Le second flux de travail est d'être en partenariat avec des institutions de formation pour fournir les compétences requises à des jeunes qui sont très talentueux, mais qui sont socialement et économiquement défavorisés ce qui les exclut du marché. Il s'agit essentiellement de ce que nous appelons les compétences personnelles. Nous essayons de travailler avec ces institutions de formation pour créer les programmes d'études qui leur permettront d'offrir une formation axée sur la demande, une formation de ces jeunes gens aux spécifications et aux besoins du secteur privé.

Le troisième thème est de travailler avec les gouvernements et les autres institutions en vue de créer un environnement propice à l'accroissement des investissements dans le secteur numérique, dans le secteur des TIC pour la création de ces emplois et, en même temps, d'intégrer cette formation dans les systèmes éducatifs nationaux.
Un des plus grands problèmes que tout le monde soulève en Afrique est que le système éducatif ne produit pas toujours le profil de compétences que les entreprises et autres employeurs ont besoin.

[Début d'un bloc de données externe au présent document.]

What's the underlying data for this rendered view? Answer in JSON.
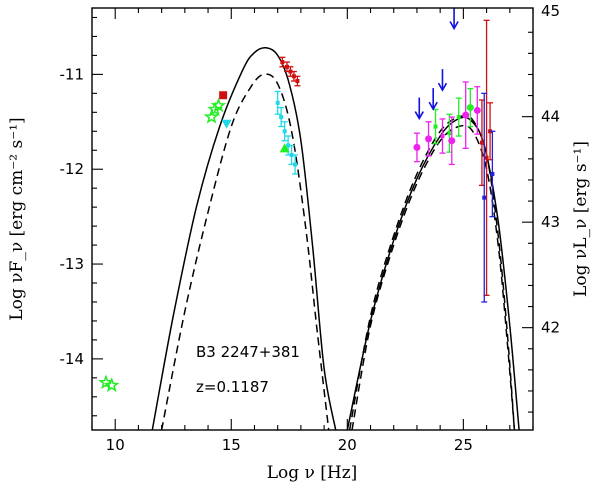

Cette approche vise à combler le fossé.

Face à tous ces défis que vous avez mentionnés et beaucoup d'autres que nous n'avons pas soulevé ici, y compris la santé et la sécurité alimentaire. Etes-vous toujours optimiste quant à l'avenir de l'Afrique?

Oui, absolument. Je fais partie des Afro-optimistes, parce que je pense que l'Afrique s'est engagée sur la voie du développement. Nous avons des ressources, des ressources naturelles mais aussi des ressources humaines. Nous constatons que la démocratie s'accroît de plus en plus. Nous sommes toujours mis au défi en termes de bonne gouvernance réelle et des problèmes de corruption et d'intégration. Aujourd'hui, le niveau de scolarité des populations est plus élevé, ce qui fait qu'elles sont en mesure de demander des comptes à leurs gouvernements. Nous avons la vision, nous sommes confiants et nous avons les ressources pour y arriver. Oui, je suis tout à fait optimiste.